Gott und Sprache hängen aufs Engste zusammen. Es ist das Wort, das Wirklichkeit schafft. Von den Worten der Kirche werden immer weniger Menschen angesprochen. Somit ist weniger Gott in der Welt. Gerade die Amtsträger müssen eine Sprache finden, die aufgeklärte Menschen existenziell ergreift. Eine Sprache zugleich, die eine breite Basis hat und ebenso von Menschen außerhalb des kirchlichen Milieus verstanden werden kann. Die Kirche muss dazu zur Meisterin der Übersetzung werden.
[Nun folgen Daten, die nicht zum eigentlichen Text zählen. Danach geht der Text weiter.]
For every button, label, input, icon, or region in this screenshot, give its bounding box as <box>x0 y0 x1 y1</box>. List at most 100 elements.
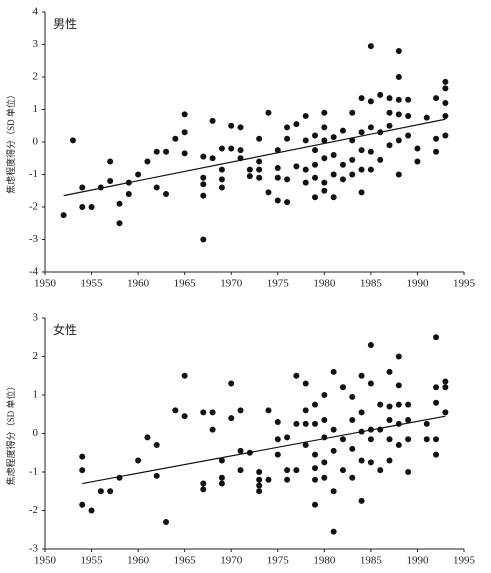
point <box>395 74 402 80</box>
point <box>69 137 76 144</box>
point <box>405 417 412 424</box>
point <box>246 173 253 180</box>
point <box>107 178 114 184</box>
point <box>284 176 291 183</box>
point <box>284 135 291 142</box>
point <box>284 199 291 206</box>
trend-line <box>82 415 446 485</box>
point <box>312 174 319 181</box>
y-tick-label: -2 <box>29 201 38 213</box>
point <box>386 109 393 116</box>
point <box>209 409 216 416</box>
point <box>181 129 188 136</box>
point <box>395 171 402 178</box>
point <box>349 474 356 481</box>
y-tick-label: 0 <box>33 427 39 439</box>
point <box>88 507 95 514</box>
point <box>181 413 188 420</box>
point <box>395 353 402 360</box>
point <box>386 403 393 410</box>
point <box>218 145 225 152</box>
point <box>377 467 384 474</box>
point <box>367 380 374 387</box>
point <box>153 184 160 191</box>
point <box>265 407 272 414</box>
point <box>395 137 402 144</box>
point <box>433 436 440 443</box>
point <box>321 109 328 116</box>
point <box>395 442 402 449</box>
point <box>302 166 309 173</box>
point <box>321 474 328 481</box>
point <box>386 122 393 129</box>
point <box>330 171 337 178</box>
y-tick-label: 2 <box>33 350 39 362</box>
point <box>405 132 412 139</box>
point <box>293 121 300 128</box>
point <box>386 457 393 464</box>
point <box>60 212 67 219</box>
point <box>135 457 142 464</box>
point <box>200 174 207 181</box>
point <box>442 100 449 106</box>
point <box>79 184 86 191</box>
point <box>442 378 449 385</box>
point <box>433 334 440 341</box>
point <box>442 113 449 119</box>
point <box>246 166 253 173</box>
point <box>274 165 281 171</box>
point <box>284 124 291 131</box>
point <box>209 426 216 433</box>
point <box>358 166 365 173</box>
x-tick-label: 1985 <box>360 555 383 567</box>
point <box>107 488 114 495</box>
trend-line <box>63 118 446 197</box>
point <box>153 148 160 155</box>
point <box>172 135 179 142</box>
point <box>377 156 384 163</box>
point <box>349 156 356 163</box>
point <box>293 163 300 170</box>
point <box>200 153 207 160</box>
point <box>274 174 281 181</box>
point <box>321 187 328 194</box>
x-tick-label: 1995 <box>453 555 476 567</box>
x-tick-label: 1955 <box>81 278 104 290</box>
point <box>237 407 244 414</box>
panel-title: 女性 <box>53 322 77 337</box>
point <box>125 191 132 197</box>
point <box>312 476 319 483</box>
point <box>284 434 291 441</box>
point <box>312 401 319 408</box>
point <box>405 113 412 119</box>
point <box>218 457 225 464</box>
point <box>330 194 337 201</box>
point <box>228 380 235 387</box>
point <box>274 451 281 458</box>
point <box>395 401 402 408</box>
point <box>330 447 337 454</box>
point <box>405 96 412 103</box>
point <box>339 127 346 134</box>
y-tick-label: -1 <box>29 168 38 180</box>
point <box>218 480 225 487</box>
point <box>339 176 346 183</box>
point <box>116 200 123 207</box>
y-tick-label: 3 <box>33 312 39 324</box>
point <box>256 482 263 489</box>
point <box>293 420 300 427</box>
point <box>395 111 402 118</box>
point <box>237 147 244 154</box>
x-tick-label: 1965 <box>174 278 197 290</box>
point <box>79 501 86 508</box>
point <box>274 147 281 154</box>
point <box>405 401 412 408</box>
point <box>163 519 170 526</box>
point <box>442 85 449 92</box>
point <box>367 166 374 173</box>
point <box>181 111 188 118</box>
point <box>256 135 263 142</box>
point <box>386 417 393 424</box>
y-tick-label: -3 <box>29 543 39 555</box>
y-tick-label: 3 <box>33 38 39 50</box>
Sie muss ihre Tradition so gut verstehen, dass sie diese nicht nur ohne Bedeutungsverlust, sondern mit einem Bedeutungsgewinn in unserer Zeit neu sagen kann. Sie muss zugleich Überkommenes (Floskeln, die über Unkenntnis hinwegtäuschen sollen; Formeln, die aufgrund von Gedankenleere, Interesse- und Leidenschaftslosigkeit heruntergebetet werden; Riten als leere, bedeutungsverlorene Alibihandlungen) abwerfen, sofern die Kirche das Gemeinte nicht in zeitgemäßer Sprache plausibel machen kann.

Der naturwissenschaftliche Horizont mit stets atemberaubend neuen Erkenntnissen prägt nachhaltig das Leben, Denken und Fühlen. Mit dem Wissenszuwachs verändert sich auch die Sprache, das Sprechen. Der Mensch muss seine Sprache stetig weiterentwickeln, auch religiös. Er braucht ein Gespür dafür, dass es verschiedene Sprachräume und Sprachebenen gibt. Dass Sprache lebendig ist – und nicht aus in Stein gemeißelten Sätzen besteht. Dass Sprache prozesshaft ist – und nicht formelhaft statisch. Dass Sprache nur als etwas Organisches Kraft entwickelt und nur so zu Gottes Atem wird. Dass zum Beispiel die bloße Information etwas anderes ist als eine existenzielle Ansprache, die den Menschen in seinem Selbstverständnis wandelt. Die Kirche muss Menschen befähigen, theologische Fragen und Aussagen von naturwissenschaftlichen oder historischen Sätzen zu unterscheiden, damit sie wieder einen Sinn für Symbole, Bilder und Erzählungen entwickeln.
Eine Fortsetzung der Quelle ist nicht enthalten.